The Gaza Strip continues to be an utter catastrophe. Essential medical supplies are not getting in those in need, and major human rights organizations have stated that violations are ongoing. The Israeli government has denied these claims, consistent with how it refutes all charges it is charged with. Meanwhile, while traumatised orphans are now suffering from the cold in improvised encampments, there is some ostensibly positive news: apparently nothing is going to stop the Eurovision song contest from pursuing its stated mission of “togetherness and artistic sharing.” Eurovision will continue to offer a prestigious stage for Israel, despite the fact that several European countries have now withdrawn in objection. Because this, it seems, is what international harmony looks like.
Eurovision, of course prohibited Russia from competing in 2022 due to the “serious conflict in Ukraine”. Yet the conflict in Gaza is entirely distinct.

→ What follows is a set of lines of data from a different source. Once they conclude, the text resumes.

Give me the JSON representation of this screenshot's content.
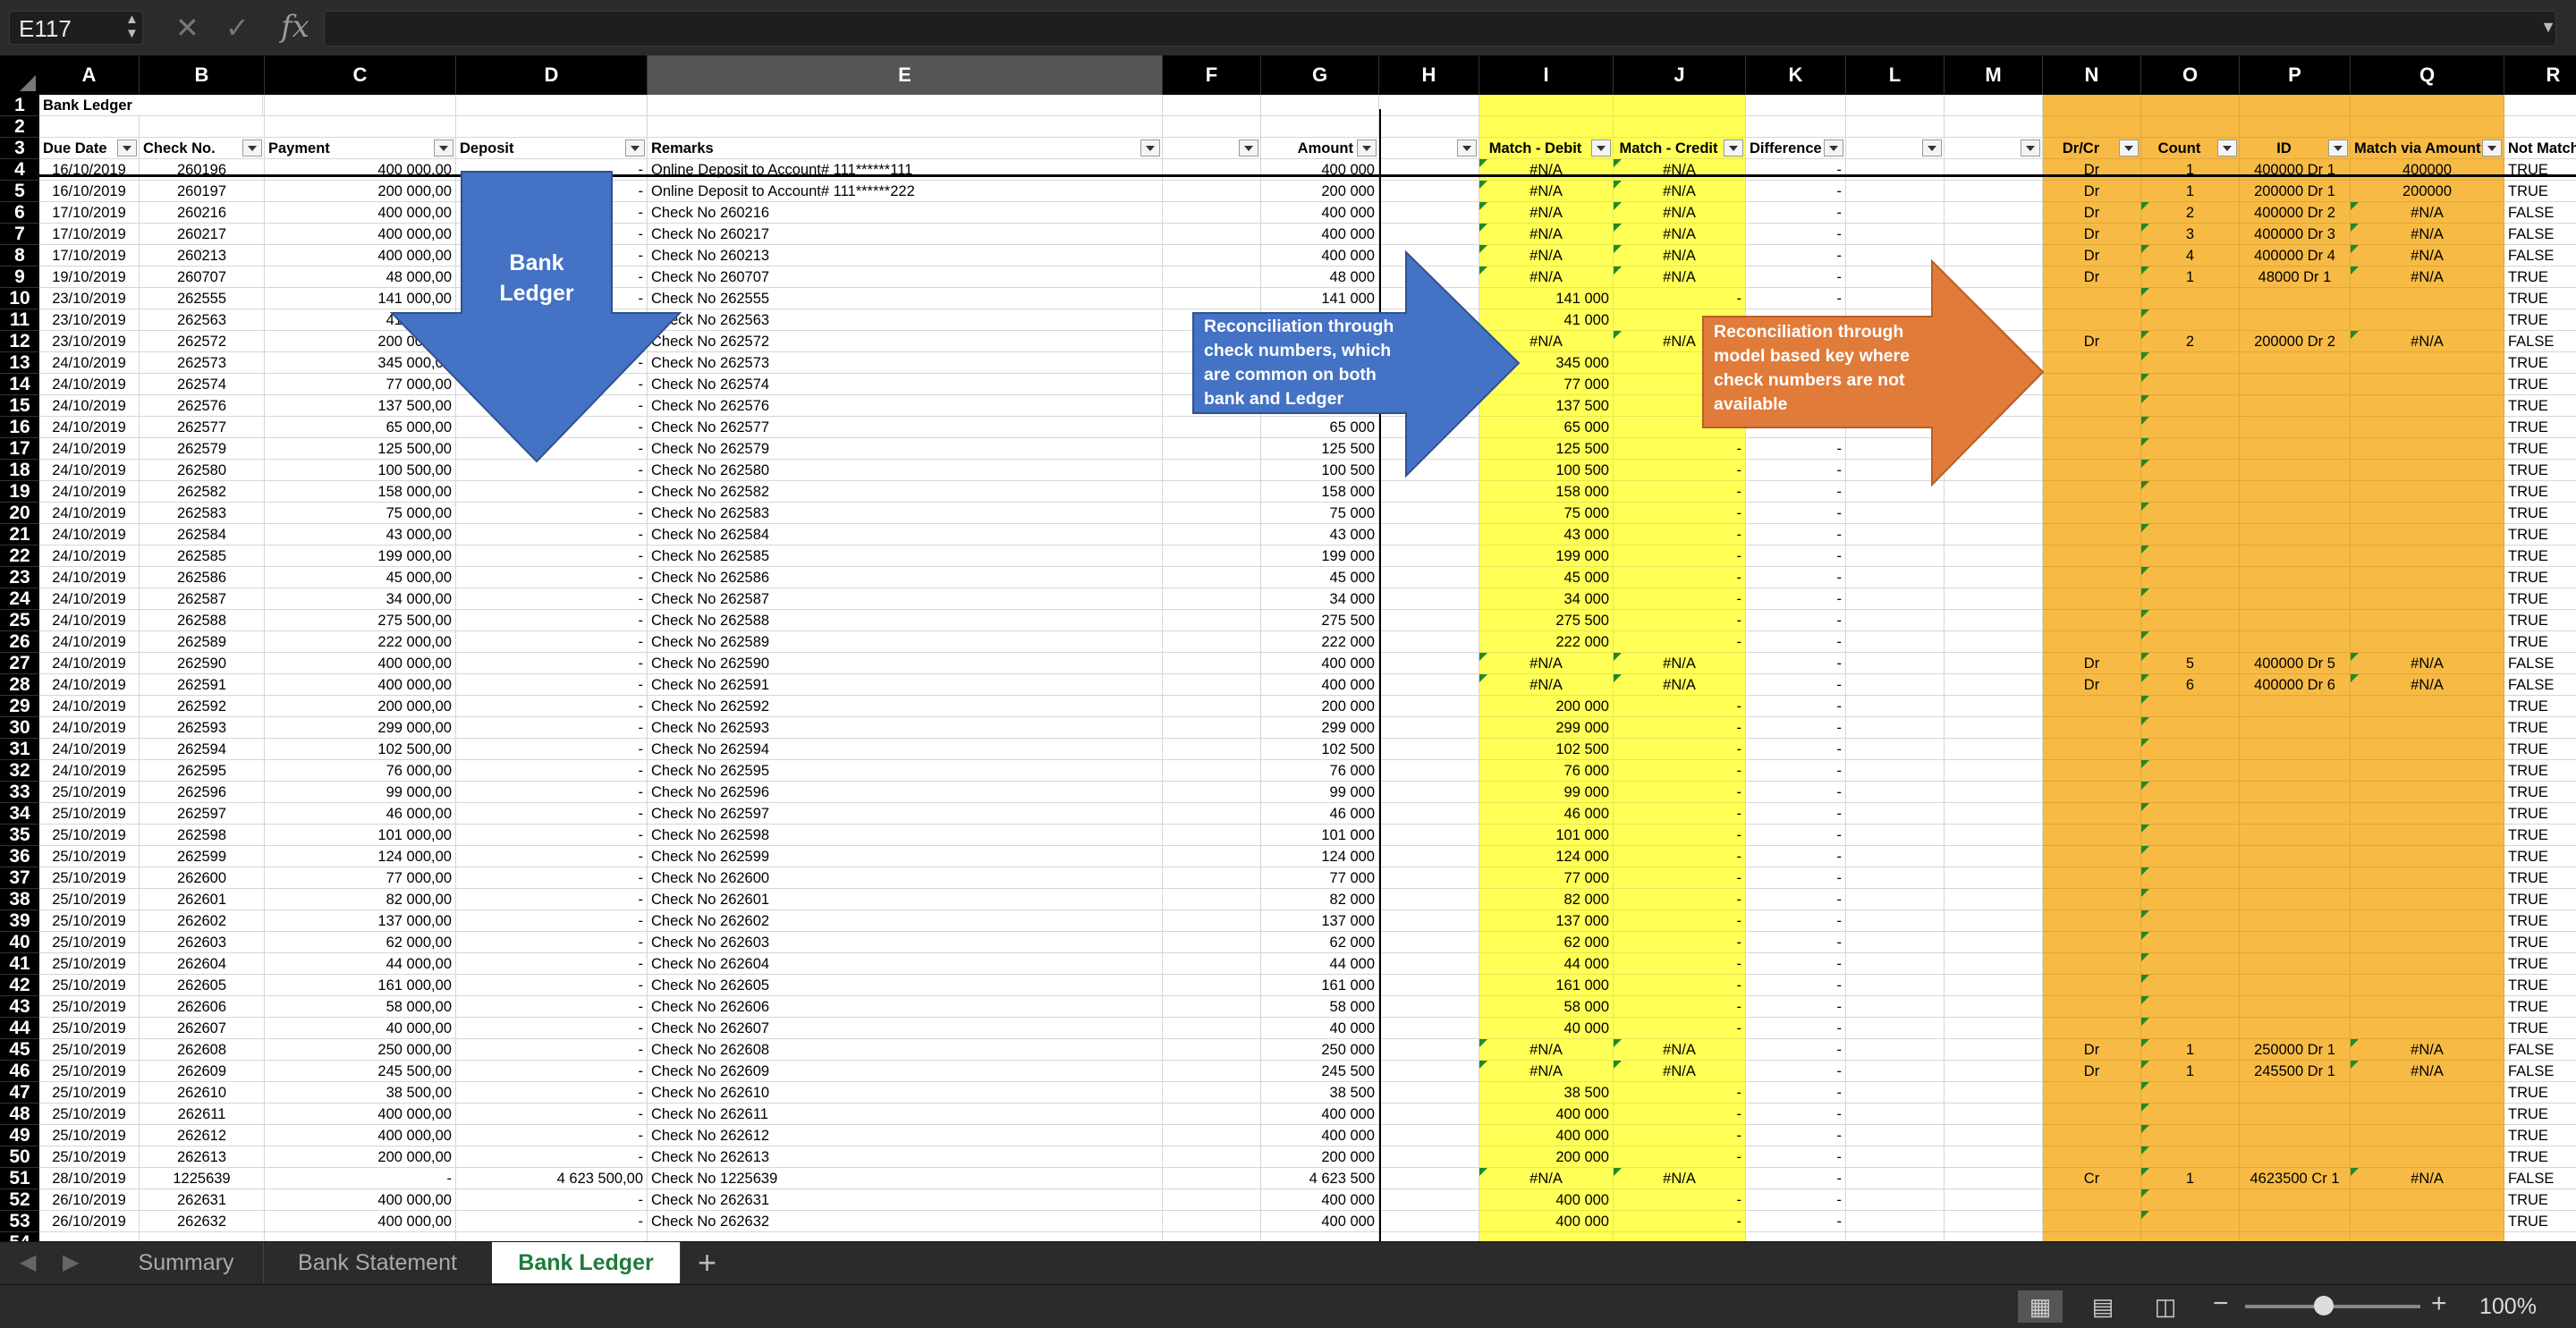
{
  "formula_bar": {
    "name_box": "E117",
    "fx_label": "fx",
    "formula": ""
  },
  "columns": [
    "A",
    "B",
    "C",
    "D",
    "E",
    "F",
    "G",
    "H",
    "I",
    "J",
    "K",
    "L",
    "M",
    "N",
    "O",
    "P",
    "Q",
    "R"
  ],
  "selected_column": "E",
  "title": "Bank Ledger",
  "headers": {
    "A": "Due Date",
    "B": "Check No.",
    "C": "Payment",
    "D": "Deposit",
    "E": "Remarks",
    "G": "Amount",
    "I": "Match - Debit",
    "J": "Match - Credit",
    "K": "Difference",
    "N": "Dr/Cr",
    "O": "Count",
    "P": "ID",
    "Q": "Match via Amount",
    "R": "Not Match"
  },
  "rows": [
    {
      "n": 4,
      "date": "16/10/2019",
      "chk": "260196",
      "pay": "400 000,00",
      "dep": "-",
      "rem": "Online Deposit to Account# 111******111",
      "amt": "400 000",
      "i": "#N/A",
      "j": "#N/A",
      "k": "-",
      "n_": "Dr",
      "o": "1",
      "p": "400000 Dr 1",
      "q": "400000",
      "r": "TRUE"
    },
    {
      "n": 5,
      "date": "16/10/2019",
      "chk": "260197",
      "pay": "200 000,00",
      "dep": "-",
      "rem": "Online Deposit to Account# 111******222",
      "amt": "200 000",
      "i": "#N/A",
      "j": "#N/A",
      "k": "-",
      "n_": "Dr",
      "o": "1",
      "p": "200000 Dr 1",
      "q": "200000",
      "r": "TRUE"
    },
    {
      "n": 6,
      "date": "17/10/2019",
      "chk": "260216",
      "pay": "400 000,00",
      "dep": "-",
      "rem": "Check No 260216",
      "amt": "400 000",
      "i": "#N/A",
      "j": "#N/A",
      "k": "-",
      "n_": "Dr",
      "o": "2",
      "p": "400000 Dr 2",
      "q": "#N/A",
      "r": "FALSE"
    },
    {
      "n": 7,
      "date": "17/10/2019",
      "chk": "260217",
      "pay": "400 000,00",
      "dep": "-",
      "rem": "Check No 260217",
      "amt": "400 000",
      "i": "#N/A",
      "j": "#N/A",
      "k": "-",
      "n_": "Dr",
      "o": "3",
      "p": "400000 Dr 3",
      "q": "#N/A",
      "r": "FALSE"
    },
    {
      "n": 8,
      "date": "17/10/2019",
      "chk": "260213",
      "pay": "400 000,00",
      "dep": "-",
      "rem": "Check No 260213",
      "amt": "400 000",
      "i": "#N/A",
      "j": "#N/A",
      "k": "-",
      "n_": "Dr",
      "o": "4",
      "p": "400000 Dr 4",
      "q": "#N/A",
      "r": "FALSE"
    },
    {
      "n": 9,
      "date": "19/10/2019",
      "chk": "260707",
      "pay": "48 000,00",
      "dep": "-",
      "rem": "Check No 260707",
      "amt": "48 000",
      "i": "#N/A",
      "j": "#N/A",
      "k": "-",
      "n_": "Dr",
      "o": "1",
      "p": "48000 Dr 1",
      "q": "#N/A",
      "r": "TRUE"
    },
    {
      "n": 10,
      "date": "23/10/2019",
      "chk": "262555",
      "pay": "141 000,00",
      "dep": "-",
      "rem": "Check No 262555",
      "amt": "141 000",
      "i": "141 000",
      "j": "-",
      "k": "-",
      "n_": "",
      "o": "",
      "p": "",
      "q": "",
      "r": "TRUE"
    },
    {
      "n": 11,
      "date": "23/10/2019",
      "chk": "262563",
      "pay": "41 000,00",
      "dep": "-",
      "rem": "Check No 262563",
      "amt": "41 000",
      "i": "41 000",
      "j": "-",
      "k": "-",
      "n_": "",
      "o": "",
      "p": "",
      "q": "",
      "r": "TRUE"
    },
    {
      "n": 12,
      "date": "23/10/2019",
      "chk": "262572",
      "pay": "200 000,00",
      "dep": "-",
      "rem": "Check No 262572",
      "amt": "200 000",
      "i": "#N/A",
      "j": "#N/A",
      "k": "-",
      "n_": "Dr",
      "o": "2",
      "p": "200000 Dr 2",
      "q": "#N/A",
      "r": "FALSE"
    },
    {
      "n": 13,
      "date": "24/10/2019",
      "chk": "262573",
      "pay": "345 000,00",
      "dep": "-",
      "rem": "Check No 262573",
      "amt": "345 000",
      "i": "345 000",
      "j": "-",
      "k": "-",
      "n_": "",
      "o": "",
      "p": "",
      "q": "",
      "r": "TRUE"
    },
    {
      "n": 14,
      "date": "24/10/2019",
      "chk": "262574",
      "pay": "77 000,00",
      "dep": "-",
      "rem": "Check No 262574",
      "amt": "77 000",
      "i": "77 000",
      "j": "-",
      "k": "-",
      "n_": "",
      "o": "",
      "p": "",
      "q": "",
      "r": "TRUE"
    },
    {
      "n": 15,
      "date": "24/10/2019",
      "chk": "262576",
      "pay": "137 500,00",
      "dep": "-",
      "rem": "Check No 262576",
      "amt": "137 500",
      "i": "137 500",
      "j": "-",
      "k": "-",
      "n_": "",
      "o": "",
      "p": "",
      "q": "",
      "r": "TRUE"
    },
    {
      "n": 16,
      "date": "24/10/2019",
      "chk": "262577",
      "pay": "65 000,00",
      "dep": "-",
      "rem": "Check No 262577",
      "amt": "65 000",
      "i": "65 000",
      "j": "-",
      "k": "-",
      "n_": "",
      "o": "",
      "p": "",
      "q": "",
      "r": "TRUE"
    },
    {
      "n": 17,
      "date": "24/10/2019",
      "chk": "262579",
      "pay": "125 500,00",
      "dep": "-",
      "rem": "Check No 262579",
      "amt": "125 500",
      "i": "125 500",
      "j": "-",
      "k": "-",
      "n_": "",
      "o": "",
      "p": "",
      "q": "",
      "r": "TRUE"
    },
    {
      "n": 18,
      "date": "24/10/2019",
      "chk": "262580",
      "pay": "100 500,00",
      "dep": "-",
      "rem": "Check No 262580",
      "amt": "100 500",
      "i": "100 500",
      "j": "-",
      "k": "-",
      "n_": "",
      "o": "",
      "p": "",
      "q": "",
      "r": "TRUE"
    },
    {
      "n": 19,
      "date": "24/10/2019",
      "chk": "262582",
      "pay": "158 000,00",
      "dep": "-",
      "rem": "Check No 262582",
      "amt": "158 000",
      "i": "158 000",
      "j": "-",
      "k": "-",
      "n_": "",
      "o": "",
      "p": "",
      "q": "",
      "r": "TRUE"
    },
    {
      "n": 20,
      "date": "24/10/2019",
      "chk": "262583",
      "pay": "75 000,00",
      "dep": "-",
      "rem": "Check No 262583",
      "amt": "75 000",
      "i": "75 000",
      "j": "-",
      "k": "-",
      "n_": "",
      "o": "",
      "p": "",
      "q": "",
      "r": "TRUE"
    },
    {
      "n": 21,
      "date": "24/10/2019",
      "chk": "262584",
      "pay": "43 000,00",
      "dep": "-",
      "rem": "Check No 262584",
      "amt": "43 000",
      "i": "43 000",
      "j": "-",
      "k": "-",
      "n_": "",
      "o": "",
      "p": "",
      "q": "",
      "r": "TRUE"
    },
    {
      "n": 22,
      "date": "24/10/2019",
      "chk": "262585",
      "pay": "199 000,00",
      "dep": "-",
      "rem": "Check No 262585",
      "amt": "199 000",
      "i": "199 000",
      "j": "-",
      "k": "-",
      "n_": "",
      "o": "",
      "p": "",
      "q": "",
      "r": "TRUE"
    },
    {
      "n": 23,
      "date": "24/10/2019",
      "chk": "262586",
      "pay": "45 000,00",
      "dep": "-",
      "rem": "Check No 262586",
      "amt": "45 000",
      "i": "45 000",
      "j": "-",
      "k": "-",
      "n_": "",
      "o": "",
      "p": "",
      "q": "",
      "r": "TRUE"
    },
    {
      "n": 24,
      "date": "24/10/2019",
      "chk": "262587",
      "pay": "34 000,00",
      "dep": "-",
      "rem": "Check No 262587",
      "amt": "34 000",
      "i": "34 000",
      "j": "-",
      "k": "-",
      "n_": "",
      "o": "",
      "p": "",
      "q": "",
      "r": "TRUE"
    },
    {
      "n": 25,
      "date": "24/10/2019",
      "chk": "262588",
      "pay": "275 500,00",
      "dep": "-",
      "rem": "Check No 262588",
      "amt": "275 500",
      "i": "275 500",
      "j": "-",
      "k": "-",
      "n_": "",
      "o": "",
      "p": "",
      "q": "",
      "r": "TRUE"
    },
    {
      "n": 26,
      "date": "24/10/2019",
      "chk": "262589",
      "pay": "222 000,00",
      "dep": "-",
      "rem": "Check No 262589",
      "amt": "222 000",
      "i": "222 000",
      "j": "-",
      "k": "-",
      "n_": "",
      "o": "",
      "p": "",
      "q": "",
      "r": "TRUE"
    },
    {
      "n": 27,
      "date": "24/10/2019",
      "chk": "262590",
      "pay": "400 000,00",
      "dep": "-",
      "rem": "Check No 262590",
      "amt": "400 000",
      "i": "#N/A",
      "j": "#N/A",
      "k": "-",
      "n_": "Dr",
      "o": "5",
      "p": "400000 Dr 5",
      "q": "#N/A",
      "r": "FALSE"
    },
    {
      "n": 28,
      "date": "24/10/2019",
      "chk": "262591",
      "pay": "400 000,00",
      "dep": "-",
      "rem": "Check No 262591",
      "amt": "400 000",
      "i": "#N/A",
      "j": "#N/A",
      "k": "-",
      "n_": "Dr",
      "o": "6",
      "p": "400000 Dr 6",
      "q": "#N/A",
      "r": "FALSE"
    },
    {
      "n": 29,
      "date": "24/10/2019",
      "chk": "262592",
      "pay": "200 000,00",
      "dep": "-",
      "rem": "Check No 262592",
      "amt": "200 000",
      "i": "200 000",
      "j": "-",
      "k": "-",
      "n_": "",
      "o": "",
      "p": "",
      "q": "",
      "r": "TRUE"
    },
    {
      "n": 30,
      "date": "24/10/2019",
      "chk": "262593",
      "pay": "299 000,00",
      "dep": "-",
      "rem": "Check No 262593",
      "amt": "299 000",
      "i": "299 000",
      "j": "-",
      "k": "-",
      "n_": "",
      "o": "",
      "p": "",
      "q": "",
      "r": "TRUE"
    },
    {
      "n": 31,
      "date": "24/10/2019",
      "chk": "262594",
      "pay": "102 500,00",
      "dep": "-",
      "rem": "Check No 262594",
      "amt": "102 500",
      "i": "102 500",
      "j": "-",
      "k": "-",
      "n_": "",
      "o": "",
      "p": "",
      "q": "",
      "r": "TRUE"
    },
    {
      "n": 32,
      "date": "24/10/2019",
      "chk": "262595",
      "pay": "76 000,00",
      "dep": "-",
      "rem": "Check No 262595",
      "amt": "76 000",
      "i": "76 000",
      "j": "-",
      "k": "-",
      "n_": "",
      "o": "",
      "p": "",
      "q": "",
      "r": "TRUE"
    },
    {
      "n": 33,
      "date": "25/10/2019",
      "chk": "262596",
      "pay": "99 000,00",
      "dep": "-",
      "rem": "Check No 262596",
      "amt": "99 000",
      "i": "99 000",
      "j": "-",
      "k": "-",
      "n_": "",
      "o": "",
      "p": "",
      "q": "",
      "r": "TRUE"
    },
    {
      "n": 34,
      "date": "25/10/2019",
      "chk": "262597",
      "pay": "46 000,00",
      "dep": "-",
      "rem": "Check No 262597",
      "amt": "46 000",
      "i": "46 000",
      "j": "-",
      "k": "-",
      "n_": "",
      "o": "",
      "p": "",
      "q": "",
      "r": "TRUE"
    },
    {
      "n": 35,
      "date": "25/10/2019",
      "chk": "262598",
      "pay": "101 000,00",
      "dep": "-",
      "rem": "Check No 262598",
      "amt": "101 000",
      "i": "101 000",
      "j": "-",
      "k": "-",
      "n_": "",
      "o": "",
      "p": "",
      "q": "",
      "r": "TRUE"
    },
    {
      "n": 36,
      "date": "25/10/2019",
      "chk": "262599",
      "pay": "124 000,00",
      "dep": "-",
      "rem": "Check No 262599",
      "amt": "124 000",
      "i": "124 000",
      "j": "-",
      "k": "-",
      "n_": "",
      "o": "",
      "p": "",
      "q": "",
      "r": "TRUE"
    },
    {
      "n": 37,
      "date": "25/10/2019",
      "chk": "262600",
      "pay": "77 000,00",
      "dep": "-",
      "rem": "Check No 262600",
      "amt": "77 000",
      "i": "77 000",
      "j": "-",
      "k": "-",
      "n_": "",
      "o": "",
      "p": "",
      "q": "",
      "r": "TRUE"
    },
    {
      "n": 38,
      "date": "25/10/2019",
      "chk": "262601",
      "pay": "82 000,00",
      "dep": "-",
      "rem": "Check No 262601",
      "amt": "82 000",
      "i": "82 000",
      "j": "-",
      "k": "-",
      "n_": "",
      "o": "",
      "p": "",
      "q": "",
      "r": "TRUE"
    },
    {
      "n": 39,
      "date": "25/10/2019",
      "chk": "262602",
      "pay": "137 000,00",
      "dep": "-",
      "rem": "Check No 262602",
      "amt": "137 000",
      "i": "137 000",
      "j": "-",
      "k": "-",
      "n_": "",
      "o": "",
      "p": "",
      "q": "",
      "r": "TRUE"
    },
    {
      "n": 40,
      "date": "25/10/2019",
      "chk": "262603",
      "pay": "62 000,00",
      "dep": "-",
      "rem": "Check No 262603",
      "amt": "62 000",
      "i": "62 000",
      "j": "-",
      "k": "-",
      "n_": "",
      "o": "",
      "p": "",
      "q": "",
      "r": "TRUE"
    },
    {
      "n": 41,
      "date": "25/10/2019",
      "chk": "262604",
      "pay": "44 000,00",
      "dep": "-",
      "rem": "Check No 262604",
      "amt": "44 000",
      "i": "44 000",
      "j": "-",
      "k": "-",
      "n_": "",
      "o": "",
      "p": "",
      "q": "",
      "r": "TRUE"
    },
    {
      "n": 42,
      "date": "25/10/2019",
      "chk": "262605",
      "pay": "161 000,00",
      "dep": "-",
      "rem": "Check No 262605",
      "amt": "161 000",
      "i": "161 000",
      "j": "-",
      "k": "-",
      "n_": "",
      "o": "",
      "p": "",
      "q": "",
      "r": "TRUE"
    },
    {
      "n": 43,
      "date": "25/10/2019",
      "chk": "262606",
      "pay": "58 000,00",
      "dep": "-",
      "rem": "Check No 262606",
      "amt": "58 000",
      "i": "58 000",
      "j": "-",
      "k": "-",
      "n_": "",
      "o": "",
      "p": "",
      "q": "",
      "r": "TRUE"
    },
    {
      "n": 44,
      "date": "25/10/2019",
      "chk": "262607",
      "pay": "40 000,00",
      "dep": "-",
      "rem": "Check No 262607",
      "amt": "40 000",
      "i": "40 000",
      "j": "-",
      "k": "-",
      "n_": "",
      "o": "",
      "p": "",
      "q": "",
      "r": "TRUE"
    },
    {
      "n": 45,
      "date": "25/10/2019",
      "chk": "262608",
      "pay": "250 000,00",
      "dep": "-",
      "rem": "Check No 262608",
      "amt": "250 000",
      "i": "#N/A",
      "j": "#N/A",
      "k": "-",
      "n_": "Dr",
      "o": "1",
      "p": "250000 Dr 1",
      "q": "#N/A",
      "r": "FALSE"
    },
    {
      "n": 46,
      "date": "25/10/2019",
      "chk": "262609",
      "pay": "245 500,00",
      "dep": "-",
      "rem": "Check No 262609",
      "amt": "245 500",
      "i": "#N/A",
      "j": "#N/A",
      "k": "-",
      "n_": "Dr",
      "o": "1",
      "p": "245500 Dr 1",
      "q": "#N/A",
      "r": "FALSE"
    },
    {
      "n": 47,
      "date": "25/10/2019",
      "chk": "262610",
      "pay": "38 500,00",
      "dep": "-",
      "rem": "Check No 262610",
      "amt": "38 500",
      "i": "38 500",
      "j": "-",
      "k": "-",
      "n_": "",
      "o": "",
      "p": "",
      "q": "",
      "r": "TRUE"
    },
    {
      "n": 48,
      "date": "25/10/2019",
      "chk": "262611",
      "pay": "400 000,00",
      "dep": "-",
      "rem": "Check No 262611",
      "amt": "400 000",
      "i": "400 000",
      "j": "-",
      "k": "-",
      "n_": "",
      "o": "",
      "p": "",
      "q": "",
      "r": "TRUE"
    },
    {
      "n": 49,
      "date": "25/10/2019",
      "chk": "262612",
      "pay": "400 000,00",
      "dep": "-",
      "rem": "Check No 262612",
      "amt": "400 000",
      "i": "400 000",
      "j": "-",
      "k": "-",
      "n_": "",
      "o": "",
      "p": "",
      "q": "",
      "r": "TRUE"
    },
    {
      "n": 50,
      "date": "25/10/2019",
      "chk": "262613",
      "pay": "200 000,00",
      "dep": "-",
      "rem": "Check No 262613",
      "amt": "200 000",
      "i": "200 000",
      "j": "-",
      "k": "-",
      "n_": "",
      "o": "",
      "p": "",
      "q": "",
      "r": "TRUE"
    },
    {
      "n": 51,
      "date": "28/10/2019",
      "chk": "1225639",
      "pay": "-",
      "dep": "4 623 500,00",
      "rem": "Check No 1225639",
      "amt": "4 623 500",
      "i": "#N/A",
      "j": "#N/A",
      "k": "-",
      "n_": "Cr",
      "o": "1",
      "p": "4623500 Cr 1",
      "q": "#N/A",
      "r": "FALSE"
    },
    {
      "n": 52,
      "date": "26/10/2019",
      "chk": "262631",
      "pay": "400 000,00",
      "dep": "-",
      "rem": "Check No 262631",
      "amt": "400 000",
      "i": "400 000",
      "j": "-",
      "k": "-",
      "n_": "",
      "o": "",
      "p": "",
      "q": "",
      "r": "TRUE"
    },
    {
      "n": 53,
      "date": "26/10/2019",
      "chk": "262632",
      "pay": "400 000,00",
      "dep": "-",
      "rem": "Check No 262632",
      "amt": "400 000",
      "i": "400 000",
      "j": "-",
      "k": "-",
      "n_": "",
      "o": "",
      "p": "",
      "q": "",
      "r": "TRUE"
    }
  ],
  "callouts": {
    "bank_ledger": "Bank Ledger",
    "check_numbers": "Reconciliation through check numbers, which are common on both bank and Ledger",
    "model_key": "Reconciliation through model based key where check numbers are not available"
  },
  "callout_colors": {
    "blue": "#4472c4",
    "orange": "#e07b3a",
    "yellow": "#ffff55",
    "gold": "#f7bb45"
  },
  "sheet_tabs": [
    {
      "label": "Summary"
    },
    {
      "label": "Bank Statement"
    },
    {
      "label": "Bank Ledger",
      "active": true
    }
  ],
  "add_sheet_label": "+",
  "status": {
    "zoom": "100%",
    "zoom_fraction": 0.45
  }
}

Overlook the circumstance that Israel was criticized for unfair vote practices last year in what seems to have been an attempt to manipulate Eurovision. Ignore the report that a three-year-old girl was reportedly killed in Gaza on a recent Sunday. Neglect the data that settler violence and forced displacement in the West Bank have surged. Forget the fact that international journalists are still denied independent reporting in Gaza. None of this, evidently, should be seen as a barrier of Eurovision’s much-touted ethos of unity.
The contest reaches its seventieth anniversary next year – nearly twice the average life expectancy of someone in Gaza today. The event will proceed, but it will likely never recapture the camp joy it historically embodied. A competition that initially championed harmony has devolved into a blatant mechanism to sanitize military aggression.